Kisah pengungsian itu tak selamanya, karena pada
tahun 2002 kami dipulangkan ke kampung. Ketika itu aku baru masuk SD
semester pertama. Keluargaku memiliki kampung untuk pulang, keluarga Jeannette Walls juga memiliki kampung
tapi tidak sebagai tempat pulang.
***
Di kampung, kebebasanku mulai berubah menjadi
anak pantai yang nakal. Aku akan pulang kerumah ketika ditunggui mama dengan
rotan bambu. Aku yang takut rotan, lalu berlari menyusuri jalan lain
yang lebih dekat dengan rumah. Masa di mana aku mulai dicari mama menjadi
sebuah hiburan bagi teman-temanku seakan ini momen yang ditunggu-tunggu
untuk bisa bernyanyi “Yoko ngana, yoko ngana pe mama cari, yoko ngana, yoko
ngana pe mama cari “ suara itu diikuti dengan suara tawa ejek yang lainnya
dan akan berhenti ketika aku sudah tak lagi terlihat. Jalan pulang yang
aku ikuti, adalah jalan barangka yang berbatu yang tak mungkin mama
melewatinya. Mama akan tiba di rumah ketika aku sudah selesai mandi dan mama
mulai memarahiku dan mencari busana mengajiku. Setiap sore -karena malam di desa tidak ada listrik- dan setiap
subuh kami harus berangkat mengaji dengan pancona atau obor dan
dengan menggunakan alat penerangan seadanya kami mengaji sampai fajar tiba. Ini
tentu berbeda dengan Jeannette Walls yang
tak memiliki aturan sedikitpun, bahkan mandi hujan dan menari bersama
halilintar-pun orangtuanya tak melarangnya sedikitpun.

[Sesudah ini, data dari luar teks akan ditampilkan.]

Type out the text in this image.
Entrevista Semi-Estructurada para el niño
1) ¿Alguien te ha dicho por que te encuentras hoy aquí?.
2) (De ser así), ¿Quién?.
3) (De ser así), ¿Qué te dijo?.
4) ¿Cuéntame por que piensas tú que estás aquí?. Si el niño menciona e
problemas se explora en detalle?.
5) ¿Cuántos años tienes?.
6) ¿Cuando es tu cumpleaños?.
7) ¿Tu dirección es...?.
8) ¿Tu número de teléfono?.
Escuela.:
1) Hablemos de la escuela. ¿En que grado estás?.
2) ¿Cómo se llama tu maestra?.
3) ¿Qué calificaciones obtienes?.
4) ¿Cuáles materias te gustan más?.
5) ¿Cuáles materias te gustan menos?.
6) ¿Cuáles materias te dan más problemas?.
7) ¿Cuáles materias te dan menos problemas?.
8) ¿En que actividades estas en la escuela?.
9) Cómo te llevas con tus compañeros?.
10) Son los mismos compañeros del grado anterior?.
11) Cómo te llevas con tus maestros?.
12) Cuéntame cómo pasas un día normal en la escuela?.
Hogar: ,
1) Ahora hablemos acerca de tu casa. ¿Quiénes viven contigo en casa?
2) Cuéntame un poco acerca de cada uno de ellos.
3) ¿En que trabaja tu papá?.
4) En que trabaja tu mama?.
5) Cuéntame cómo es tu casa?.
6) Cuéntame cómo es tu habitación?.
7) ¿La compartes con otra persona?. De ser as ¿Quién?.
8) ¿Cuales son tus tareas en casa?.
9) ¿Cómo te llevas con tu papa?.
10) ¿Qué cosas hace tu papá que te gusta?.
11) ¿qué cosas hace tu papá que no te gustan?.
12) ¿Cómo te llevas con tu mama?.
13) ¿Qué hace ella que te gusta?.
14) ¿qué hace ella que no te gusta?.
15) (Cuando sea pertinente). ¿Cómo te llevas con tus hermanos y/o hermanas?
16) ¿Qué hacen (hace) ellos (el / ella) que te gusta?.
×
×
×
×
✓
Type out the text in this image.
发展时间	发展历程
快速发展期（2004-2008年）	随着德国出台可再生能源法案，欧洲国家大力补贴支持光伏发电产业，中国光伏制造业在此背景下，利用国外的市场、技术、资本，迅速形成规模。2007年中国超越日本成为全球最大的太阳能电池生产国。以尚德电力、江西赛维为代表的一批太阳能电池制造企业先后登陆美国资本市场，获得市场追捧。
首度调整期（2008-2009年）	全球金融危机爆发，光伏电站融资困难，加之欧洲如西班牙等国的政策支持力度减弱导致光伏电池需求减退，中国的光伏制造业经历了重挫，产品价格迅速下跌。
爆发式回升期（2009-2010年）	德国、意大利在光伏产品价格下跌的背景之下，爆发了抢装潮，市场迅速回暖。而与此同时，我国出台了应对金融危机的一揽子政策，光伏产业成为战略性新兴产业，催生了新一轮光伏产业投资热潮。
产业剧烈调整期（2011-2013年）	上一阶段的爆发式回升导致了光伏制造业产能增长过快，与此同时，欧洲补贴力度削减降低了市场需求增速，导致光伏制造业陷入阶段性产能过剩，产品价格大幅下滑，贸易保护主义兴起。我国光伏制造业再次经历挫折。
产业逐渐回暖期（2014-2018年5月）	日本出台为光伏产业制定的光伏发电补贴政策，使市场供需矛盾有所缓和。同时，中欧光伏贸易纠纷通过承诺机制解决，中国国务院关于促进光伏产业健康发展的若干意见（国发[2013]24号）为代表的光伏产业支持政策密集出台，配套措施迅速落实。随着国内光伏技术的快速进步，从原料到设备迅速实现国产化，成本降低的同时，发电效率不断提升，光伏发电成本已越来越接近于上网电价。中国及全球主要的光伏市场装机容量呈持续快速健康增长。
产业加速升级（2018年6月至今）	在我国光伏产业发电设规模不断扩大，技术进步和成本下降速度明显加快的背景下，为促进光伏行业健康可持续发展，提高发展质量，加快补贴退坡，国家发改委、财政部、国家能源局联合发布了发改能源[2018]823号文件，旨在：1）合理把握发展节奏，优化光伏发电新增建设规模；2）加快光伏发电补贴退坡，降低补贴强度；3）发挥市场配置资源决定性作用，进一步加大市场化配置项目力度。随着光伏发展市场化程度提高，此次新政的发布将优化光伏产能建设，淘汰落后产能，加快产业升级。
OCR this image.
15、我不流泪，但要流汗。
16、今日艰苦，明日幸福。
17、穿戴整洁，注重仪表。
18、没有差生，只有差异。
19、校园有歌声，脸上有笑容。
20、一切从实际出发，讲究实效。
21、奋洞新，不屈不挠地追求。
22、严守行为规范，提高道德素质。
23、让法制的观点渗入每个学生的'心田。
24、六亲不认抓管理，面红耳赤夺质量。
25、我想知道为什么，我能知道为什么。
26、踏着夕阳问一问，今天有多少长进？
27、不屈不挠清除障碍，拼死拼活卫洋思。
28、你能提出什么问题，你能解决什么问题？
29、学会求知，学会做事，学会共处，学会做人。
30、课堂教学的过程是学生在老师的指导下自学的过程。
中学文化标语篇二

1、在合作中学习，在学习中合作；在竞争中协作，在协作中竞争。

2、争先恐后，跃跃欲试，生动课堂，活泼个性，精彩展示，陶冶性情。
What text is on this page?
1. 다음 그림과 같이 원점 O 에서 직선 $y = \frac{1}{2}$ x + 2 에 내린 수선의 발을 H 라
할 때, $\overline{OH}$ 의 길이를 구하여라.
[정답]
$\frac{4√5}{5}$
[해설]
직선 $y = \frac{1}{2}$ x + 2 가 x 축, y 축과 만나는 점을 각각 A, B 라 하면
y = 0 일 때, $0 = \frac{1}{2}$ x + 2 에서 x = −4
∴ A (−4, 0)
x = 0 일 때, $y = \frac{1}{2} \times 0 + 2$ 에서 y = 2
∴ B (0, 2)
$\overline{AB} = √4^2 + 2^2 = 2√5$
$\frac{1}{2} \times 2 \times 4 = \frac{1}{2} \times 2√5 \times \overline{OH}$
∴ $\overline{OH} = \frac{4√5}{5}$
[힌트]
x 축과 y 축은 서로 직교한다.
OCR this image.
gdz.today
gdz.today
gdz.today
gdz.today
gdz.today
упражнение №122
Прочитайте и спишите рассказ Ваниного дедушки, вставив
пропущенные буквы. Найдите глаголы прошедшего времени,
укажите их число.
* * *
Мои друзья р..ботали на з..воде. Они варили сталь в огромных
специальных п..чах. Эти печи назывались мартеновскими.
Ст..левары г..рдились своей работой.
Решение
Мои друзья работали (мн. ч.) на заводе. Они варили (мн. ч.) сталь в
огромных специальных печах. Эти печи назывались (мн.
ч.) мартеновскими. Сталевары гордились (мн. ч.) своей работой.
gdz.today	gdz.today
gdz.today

Kami berdua –aku dan Walls- memiliki barang
kesukaan, kami sama-sama pencinta batu. Jeannette
Walls suka batu yang namanya pun baru aku dengar seperti mirah, obsidian dan geode, entah bagaimana bentuknya. Koleksi batu,
batuku kebanyakan dari pantai, yang aku pisahkan hanya melalui warna
saja, merah, hitam, putih dan adapun batik-batik, dan ada pula yang
bulat seperti kelereng. Benda-benda itu semakin bertambah banyak di sudut kamar
mandi dan di dapur, yang lantas dipermasalahkan oleh mama. Karena takut
dibuang, kusembunyikan sampai akhirnya aku pun lupa tentang batu-batu itu
dan mencari batu-batu baru lagi.
Semakin usia kami bertambah, kami mulai
melupakan batu-batuan. Jeannette Walls memiliki kesukan baru yaitu memiliki
hewan peliharaan seperti ular, burung-burung liar, dan kucing hutan. Aku juga
begitu, memiliki kesukaan baru yaitu aku senang berternak. Keluargaku
memiliki kandang kambing. Di kandang itu ada beberapa ekor kambing dan
aku memilki seekor kambing betina yang berwarna putih yang aku beri nama
Bule, kambing yang paling aku sayang. Setiap sore sebelum mandi di pantai aku
harus memasukan kambing-kambing itu ke kandang, membersihkan kandang, membakar
kayu disekitarnya dan papa yang bertugas memberi makan. Rutinitas itu
berhenti ketika aku mulai memasuki sekolah menengah pertama, dan Bule-ku yang
sehat dan telah berusia tua namun terus beranak bayi-bayi putih yang lucu itu,
tiba-tiba dipotong orang tak dikenal di hutan kecil depan rumah kami. Bule-ku
itu memiliki luka potong ditulang belakang dan sebelah kakinya pun hilang. Kami
mengobatinya dengan penuh cinta. Namun Bule-ku mati, lalu bayi-bayi nya
yang diberi susu dancow juga ikut mati setelah beberapa
hari. Akupun selesai berhubungan dengan dunia ternak.
***
Jika Jeannette Walls hidup bersama kakak dan adik bersama-sama, namun
berbeda denganku, masa kanak-kanakku sampai aku sekolah tingkat pertama
aku hanya sendiri di rumah. Kedua kakak perempuanku bersekolah di kota dan
itulah kenapa aku sangat beruntung hidup bersama kedua orang tua-ku. Orang tua
ku dan orang tua Jeannette Walls
memang berbeda, namun ayah kami sama-sama genius dan sangat kami kagumi, ibuku
dan ibunya juga perempuan yang hebat, perempuan paling sederhana. Ibu Jeannette Walls suka batu dan
pohon kaktus, sedang mama hanya suka bunga-bunga dan tanaman rempah-rempah.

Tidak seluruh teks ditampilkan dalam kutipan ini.